New bill means bigger donations can go undeclared

QUEENSLAND state politicians will no longer have to declare donations when they reach $1000 with new laws now pushing that trigger beyond $12,000.

The LNP Government was expected to pass its Electoral Reform Bill overnight, despite minor parties and independents warning it risks giving major parties more cash.

Members of Katter's Australian Party, Palmer United Party plus independent Peter Wellington spoke to reporters on Thursday to criticise the changes.

They said Labor and LNP will be the major winners from changes that would have taxpayers fund "policy development funding" for political parties based on their electoral strength.

Sunshine Coast independent member for Nicklin Peter Wellington said the reforms showed how "rattled" the government was in the lead-up to the 2015 election.

KAP member for Mt Isa Rob Katter said the reforms ignore the more than 500,000 Queenslanders who refused to vote for the two major parties in 2012.

He said allowing politicians to keep donations under $12,400 secret "will increase secrecy and possible corruption around political donations.

"It is to benefit of larger corporate-type donors who are not as commonly associated with minor parties," he said.

Attorney-General Jarrod Bleijie said the changes would bring Queensland in line with Federal legislation.

He said advice from Crown Law suggested the former legislation could be ruled invalid by the High Court.

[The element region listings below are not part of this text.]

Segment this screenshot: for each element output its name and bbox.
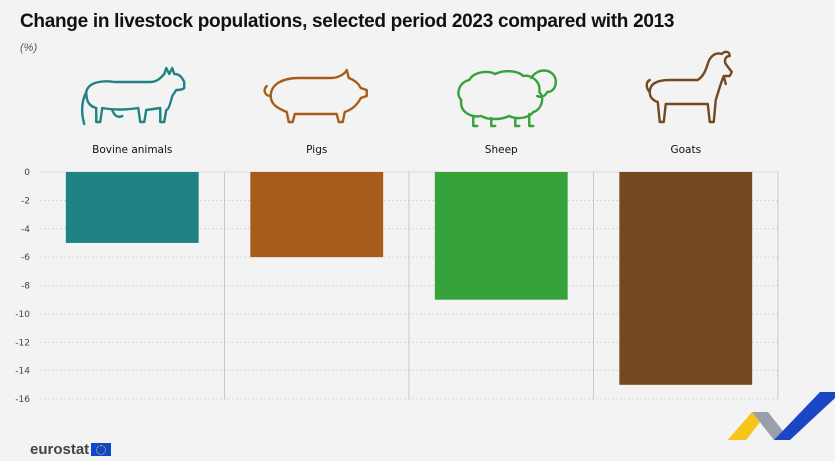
bar-sheep [434,172,568,300]
category-label: Pigs [306,144,327,156]
bar-chart: 0 -2 -4 -6 -8 -10 -12 -14 -16 Bovine animals Pigs… [15,50,835,440]
chart-title: Change in livestock populations, selecte… [20,11,675,32]
y-tick-label: 0 [24,168,30,178]
y-tick-label: -12 [15,338,30,348]
y-tick-label: -8 [21,282,30,292]
decorative-corner [727,392,835,440]
y-tick-label: -4 [21,225,30,235]
unit-label: (%) [20,42,38,54]
logo-text: eurostat [30,441,90,458]
pig-icon [263,68,368,124]
category-label: Bovine animals [92,144,172,156]
bars [65,172,753,385]
cow-icon [80,66,186,126]
y-tick-label: -10 [15,310,30,320]
y-tick-label: -16 [15,395,30,405]
bar-bovine-animals [65,172,199,243]
y-tick-label: -14 [15,367,30,377]
bar-pigs [250,172,384,258]
gridlines [40,171,779,400]
category-label: Sheep [485,144,518,156]
y-axis: 0 -2 -4 -6 -8 -10 -12 -14 -16 [15,168,30,405]
category-labels: Bovine animals Pigs Sheep Goats [92,144,701,156]
eu-flag-icon [91,443,112,456]
goat-icon [645,50,733,124]
eurostat-logo: eurostat [30,441,112,458]
category-label: Goats [670,144,701,156]
animal-icons [80,50,733,128]
y-tick-label: -2 [21,196,30,206]
sheep-icon [457,69,557,128]
y-tick-label: -6 [21,253,30,263]
bar-goats [619,172,753,385]
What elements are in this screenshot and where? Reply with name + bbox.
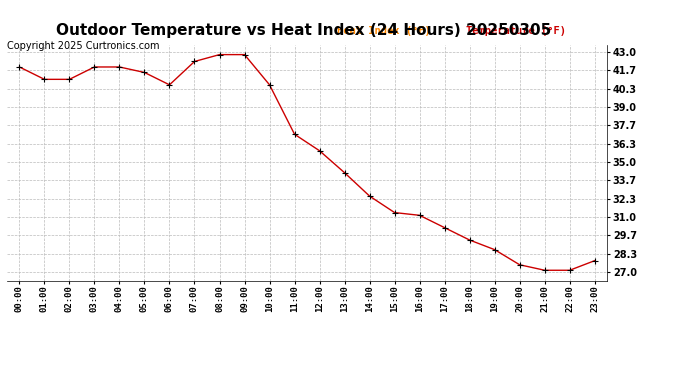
Text: Heat Index (°F): Heat Index (°F) — [337, 26, 431, 36]
Text: Copyright 2025 Curtronics.com: Copyright 2025 Curtronics.com — [7, 41, 159, 51]
Text: Outdoor Temperature vs Heat Index (24 Hours) 20250305: Outdoor Temperature vs Heat Index (24 Ho… — [56, 22, 551, 38]
Text: Temperature (°F): Temperature (°F) — [466, 26, 566, 36]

He said the incredible increase to the disclosure threshold would from now on be determined at a Federal level.

If the Commonwealth drops its threshold, the changes will flow on here.

"We would certainly support them lowering it," he said.

When considered by the Legal Affairs Committee headed by Ipswich MP Ian Berry, it backed the increase.

In its report, it wrote the low trigger "creates administrative burden for no worthwhile gain."